High-precision constant temperature and humidity air conditioner is a precision air conditioner that uses intelligent control to keep the temperature and relative humidity in the room within the upper and lower deviation range. It is equipped with humidification components, heating components, refrigeration components, air supply system, control system and other parts.
Four functions of high-precision constant temperature and humidity air conditioner:
The control principle of high-precision constant temperature and humidity air conditioner is very simple. The common one is to automatically operate the relevant components according to the difference between the current temperature and humidity and the set temperature and humidity. However, this control has three major disadvantages:
1. Waste of energy
For example, when the air-conditioned room is first put into use, its temperature is far from the set value. At this time, whether it is a water system air conditioner or a fluorine system air conditioner, its related components are maximized, so that the air supply temperature is too low (in summer) or too high (in winter), and then it is necessary to compensate by cooling or heating to put the temperature in the appropriate range. This process is extremely energy-consuming on the one hand; on the other hand, it may also cause discomfort to the human body; on the other hand, it may also cause damage to instruments, equipment, furniture and even building decoration.
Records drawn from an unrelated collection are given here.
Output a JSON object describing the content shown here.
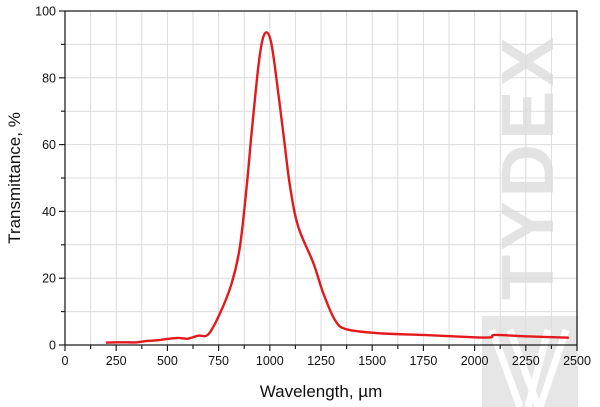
{
  "chart_data": {
    "type": "line",
    "title": "",
    "xlabel": "Wavelength, µm",
    "ylabel": "Transmittance, %",
    "xlim": [
      0,
      2500
    ],
    "ylim": [
      0,
      100
    ],
    "xticks": [
      0,
      250,
      500,
      750,
      1000,
      1250,
      1500,
      1750,
      2000,
      2250,
      2500
    ],
    "yticks": [
      0,
      20,
      40,
      60,
      80,
      100
    ],
    "grid": true,
    "series": [
      {
        "color": "#e31a1c",
        "x": [
          200,
          250,
          300,
          350,
          400,
          450,
          500,
          550,
          600,
          650,
          700,
          757,
          814,
          854,
          887,
          911,
          944,
          965,
          985,
          1005,
          1025,
          1066,
          1099,
          1139,
          1213,
          1261,
          1318,
          1375,
          1538,
          1750,
          2000,
          2080,
          2100,
          2250,
          2460
        ],
        "y": [
          0.7,
          0.8,
          0.8,
          0.8,
          1.2,
          1.4,
          1.8,
          2.1,
          1.9,
          2.8,
          3.2,
          9.5,
          18.5,
          29.4,
          47.4,
          63.4,
          83.3,
          91.5,
          93.6,
          91.0,
          83.3,
          63.4,
          47.4,
          35.4,
          24.5,
          15.5,
          7.5,
          4.7,
          3.5,
          3.0,
          2.3,
          2.3,
          3.0,
          2.6,
          2.2
        ]
      }
    ]
  },
  "watermark": "TYDEX"
}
2. Reduce the air comfort in the room

For example, if the indoor temperature sensor detects that the indoor temperature has risen, the controller issues a command to increase the opening of the cold water valve. After that, the cold water flow into the coil will increase, lower its surface temperature, and lower the temperature of the air passing through the coil. This will take a certain amount of time. Then, the lowered air will be transmitted to the room to mix with the indoor air and lower the temperature of the temperature sensor. This will take longer. When the temperature sensor detects the lowered temperature and needs to reduce the valve opening, the coil is full of low-temperature cold water, which continues to lower the indoor temperature, which will cause the room to be overcooled. A similar situation will occur during heating, causing the room to be overheated.
High-precision constant temperature and humidity air conditioning chilled water system
3. Large indoor temperature fluctuations
The huge thermal inertia and time lag of conventional control methods cause large indoor temperature fluctuations. From overcooling + heating compensation, after a short period of stability, overheating occurs due to heating lag, and cooling starts to offset. This cycle is a vicious cycle of continuous temperature fluctuations.
So, how to achieve high-precision constant temperature and humidity air conditioning control? Through the above analysis, we believe that the use of high and low limit control of supply air temperature and humidity is an effective method. Take necessary measures to limit the supply air temperature to an appropriate range. When the indoor real-time temperature (sometimes replaced by return air temperature) T1 is low (in winter), the output signal of the controller will control the heating valve to a certain maximum opening degree so that the supply air temperature does not exceed the preset upper limit temperature. In summer, when the indoor real-time temperature is very high, the output signal of the controller will control the cooling valve to a certain maximum opening degree so that the supply air temperature does not fall below a preset lower limit value.
Since the temperature sensor is close to the outlet of the cooler and heater, possible changes in the system state can be detected in advance. At this time, if the controller is controlled by its detection signal at a strength of one-tenth of the indoor temperature signal, it means that once the cold water valve or heating valve is driven by the controller to increase the opening degree, it will quickly receive an instruction from the controller to make it slightly converge due to the rapid response of the supply air temperature sensor T2. For example, according to the signal detected by sensor T1, the opening degree of the cooling valve should be increased to 50%. After the cold water flow is increased, the supply air temperature sensor T2 quickly detects the temperature drop, and then uses its predetermined control force to make the cooling valve move in the direction of closing the valve through the controller, so that it is slightly closed, that is, the opening degree is not 50%, but may be 45% or less. In this way, the control effect can be greatly improved, and the indoor temperature fluctuation amplitude can be greatly reduced.